Any item that Ford wants to use that fails the test needs to be, somehow, reformulated. So the team circles back with the manufacturer. This is more and more rare, though, Schmaltz says, as odor quality control has improved across the industry.
“A lot of the failures we’ve been getting recently for odor, and there aren’t many anymore, are on composite,” Schmaltz says, referring to materials that have been fused with other materials. “Let’s say for a trunk, they’ve selected the carpet, they select the adhesive, and they bond it to a substrate. Sometimes when an adhesive is selected, it meets the requirements for strength, but has an objectionable odor. In that case, we go back to them. We say, ‘hey your adhesive smells, you’ve gotta come up with something else.”
Different countries smell differently.
A secret of the trade is that people from different countries will smell things differently. Schmalz doesn’t know whether the cause is genetics, environmental, or even cultural, but Ford has labs in Europe and China who assess odors, too, to make sure the smells can play internationally.

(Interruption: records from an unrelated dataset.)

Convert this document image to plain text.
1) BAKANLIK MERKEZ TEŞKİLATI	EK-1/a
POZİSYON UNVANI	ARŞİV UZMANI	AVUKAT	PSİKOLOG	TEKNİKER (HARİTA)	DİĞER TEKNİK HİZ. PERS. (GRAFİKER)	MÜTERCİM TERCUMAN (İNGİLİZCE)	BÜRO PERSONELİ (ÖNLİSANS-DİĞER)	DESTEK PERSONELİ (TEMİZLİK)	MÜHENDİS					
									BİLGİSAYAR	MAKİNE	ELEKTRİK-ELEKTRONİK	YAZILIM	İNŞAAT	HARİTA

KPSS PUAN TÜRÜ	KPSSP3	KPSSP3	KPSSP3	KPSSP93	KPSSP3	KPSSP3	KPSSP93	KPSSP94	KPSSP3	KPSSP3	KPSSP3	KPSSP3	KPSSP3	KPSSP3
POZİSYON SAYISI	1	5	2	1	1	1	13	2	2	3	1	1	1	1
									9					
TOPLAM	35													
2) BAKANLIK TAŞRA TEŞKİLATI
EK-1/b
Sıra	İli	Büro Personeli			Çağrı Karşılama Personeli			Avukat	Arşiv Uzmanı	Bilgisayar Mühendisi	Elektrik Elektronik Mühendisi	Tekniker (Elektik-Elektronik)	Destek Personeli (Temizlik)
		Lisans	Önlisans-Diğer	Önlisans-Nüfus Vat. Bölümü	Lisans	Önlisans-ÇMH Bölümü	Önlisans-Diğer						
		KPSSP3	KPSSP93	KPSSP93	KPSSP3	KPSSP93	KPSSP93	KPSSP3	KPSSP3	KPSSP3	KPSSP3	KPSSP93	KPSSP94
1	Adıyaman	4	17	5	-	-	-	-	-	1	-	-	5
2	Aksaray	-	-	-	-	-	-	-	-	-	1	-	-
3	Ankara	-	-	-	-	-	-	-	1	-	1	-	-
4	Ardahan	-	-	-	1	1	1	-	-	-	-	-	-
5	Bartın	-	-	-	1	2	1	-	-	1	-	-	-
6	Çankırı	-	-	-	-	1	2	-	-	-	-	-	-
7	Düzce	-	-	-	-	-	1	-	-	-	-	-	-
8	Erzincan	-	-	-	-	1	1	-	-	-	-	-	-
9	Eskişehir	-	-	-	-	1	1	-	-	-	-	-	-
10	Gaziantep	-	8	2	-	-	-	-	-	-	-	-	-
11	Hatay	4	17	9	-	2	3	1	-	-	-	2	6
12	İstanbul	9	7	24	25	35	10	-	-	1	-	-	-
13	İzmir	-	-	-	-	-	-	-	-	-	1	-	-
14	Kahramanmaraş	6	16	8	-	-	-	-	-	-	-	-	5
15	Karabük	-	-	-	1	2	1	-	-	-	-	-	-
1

“Leather is a very tricky one,” Schmalz says. “That one is very difficult to manage [internationally]. You have to be careful that you please all regions with the odor that it gives because it’s a natural product.”
Ford can’t ship completely different interiors based upon international tastes, so instead, they attempt to find a happy medium material in the testing.
Even with all this work, things can go wrong.
Notably, there’s no stage in which a complete car interior can be smelled at once until the car is actually put into production. And so in the 11th hour, problems can still crop up.
“We do have those issues occur on occasion when a vehicle will be in an early build stage and the plants will call and say, ‘something’s not right, we have an odor issue,’” Schmalz says. “Plants are located somewhat close to us, so we go to the plant, bring a small jury with us and try to find where the odor is coming from. Sometimes we can’t narrow it down, but we can find the area of the vehicle it’s coming from, so we start doing an analysis of the components in the area it’s coming from.
“We’ve found issues where a supplier might have changed things and it wasn’t recertified. it’s not a very frequent thing that happens. but there’s always room for something not to go exactly right.”
Everything smells, so new car smell is never going away.
Even if you wanted to eliminate the smell of a new car, you couldn’t. According to Schmalz, that’s because of the hottest test, the 176F test, which will make anything smell, just like your kitchen smells when baking something in the oven. “Even if I put a piece of paper in the jar and smelled it, it would smell like hot paper,” Schmalz says. “It’s very difficult to [ever]say there’s no odor.”